The alobar type is the most severe brain abnormality. The midbrain, brainstem and cerebellum are normal. The corpus callosum, fornix. falx cerebri, optic tracts and olfactory bulbs are absent. The cerebral cortex is small, lies anteriorly and forms a ‘horse shoe’ shape. The dorsal cyst has no cortical mantle.
 
·         Arachnoid cysts- These are either abnormalities of development of the leptomeninges or secondary to hemorrhage or infection. These cysts may produce a mass effect and secondary hydrocephalus.
 
·         Schizencephaly- This term is applied to bilateral clefts in the cerebral cortex in the region of the middle cerebral arteries. Sonography reveals fluid collections which communicate with the lateral ventricles bilaterally and extend to the calvarium.
 
·         Porencephaly- Porencephaly results from infarction or hemorrhage into the brain, necrosis follows. The necrotic brain parenchyma may evacuate into the ventricular cavity or subarachnoid space. The result is a cyst in free communication with the ventricle or a subarachnoid cistern. The porencephalic cyst does not produce a mass effect.
 
·         Posterior fossa arachnoid cysts- A retrocerebellar arachnoid cyst is a less common and more benign abnormality than the Dandy— Walker malformation. The cyst may produce a mass effect, displacing the hemispheres.
 
·         Cystic periventricular leukomalacia- CPL usually appears as cystic structures adjacent to the angle of the frontal horns. The cysts vary from 2 to 5 mm. Although the diagnosis has been made antenatally, it is often not diagnosed due to the relatively low position of the fetal head in the pelvis making imaging of the cortical region difficult late in pregnancy. It has a significant association with handicap.
 
·         Vein of Galen aneurysm- Vein of Galen aneurysms are basically arteriovenous malformations.
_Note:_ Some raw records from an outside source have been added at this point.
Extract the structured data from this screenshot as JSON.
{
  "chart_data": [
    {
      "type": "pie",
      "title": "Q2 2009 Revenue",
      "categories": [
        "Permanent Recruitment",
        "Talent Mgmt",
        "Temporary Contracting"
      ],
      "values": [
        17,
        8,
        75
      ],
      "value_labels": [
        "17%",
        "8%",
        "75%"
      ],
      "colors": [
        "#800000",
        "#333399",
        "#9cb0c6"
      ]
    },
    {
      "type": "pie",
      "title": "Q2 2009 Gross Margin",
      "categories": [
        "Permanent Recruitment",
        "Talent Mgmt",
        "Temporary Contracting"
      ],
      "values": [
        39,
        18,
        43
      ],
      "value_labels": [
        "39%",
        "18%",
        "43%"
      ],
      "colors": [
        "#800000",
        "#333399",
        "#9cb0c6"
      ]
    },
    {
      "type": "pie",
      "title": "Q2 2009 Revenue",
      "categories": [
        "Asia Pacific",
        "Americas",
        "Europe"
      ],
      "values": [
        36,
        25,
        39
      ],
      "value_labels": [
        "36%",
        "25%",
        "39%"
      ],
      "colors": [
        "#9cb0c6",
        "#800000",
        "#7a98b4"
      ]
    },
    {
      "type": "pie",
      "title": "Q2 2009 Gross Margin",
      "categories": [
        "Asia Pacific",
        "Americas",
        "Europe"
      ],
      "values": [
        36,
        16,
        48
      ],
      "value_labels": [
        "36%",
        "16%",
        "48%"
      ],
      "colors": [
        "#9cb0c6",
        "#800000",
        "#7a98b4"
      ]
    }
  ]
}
The venous limb is represented by cystic dilatation of the vein of Galen. They are rare lesions. The cystic dilatation of the vein of Galen is supratentorial in location, in communication with tubular vessels leading to and from it. Turbulent high frequency Doppler signals are obtained. There may be secondary hydrocephalus or high output failure secondary to a large AV shunt.
 
·         Subdural collections- Rarely seen antenatally, usually occur secondary to a fetal bleeding diathesis.
 
·         Cystic tumors- Fifty percent of all brain tumors in the neonate are teratomas. The tumors may be benign or malignant but even the benign lesions have severe neurological sequelae. The tumors are often complex with cystic areas. There may be a mass effect.
 
·         Unilateral hydrocephalus- Unilateral hydrocephalus is rare, ventriculomegaly is therefore assumed to be bilateral and symmetric even if the near field ventricle is obscured by artifact. The causes include agenesis/stenosis of the foramen of Monro, transient obstruction of the foramen, intraventricular hematoma and underlying brain dysplasia. Prognosis is usually favourable. True unilateral ventricular dilatation may be seen in megaloencephaly — a migration disorder.
 
·         In utero cerebral hemorrhage- Classified into four types: type I confined to the germinal matrix; type II subependymal hemorrhage with rupture into the ventricle:
type Ill same as II but with ventricular dilatation; type IV extension of hemorrhage into the brain parenchyma. All cases diagnosed in utero have been type III or TV. Intraparenchymal hemorrhage may show progressive liquefaction which eventually results in a porencephalic cyst. The associated hydrocephalus secondary to aqueduct stenosis may be progressive.
 
NB- The transverse diameter of the ventricular atrium measures approximately 7—8 mm with 10 mm being the upper limit of normal. The atrial diameter is used to determine the normality of ventricular size. The choroid usually fills the atrial lumen. If fluid is seen between the choroid and the ventricular wall, measurement becomes necessary.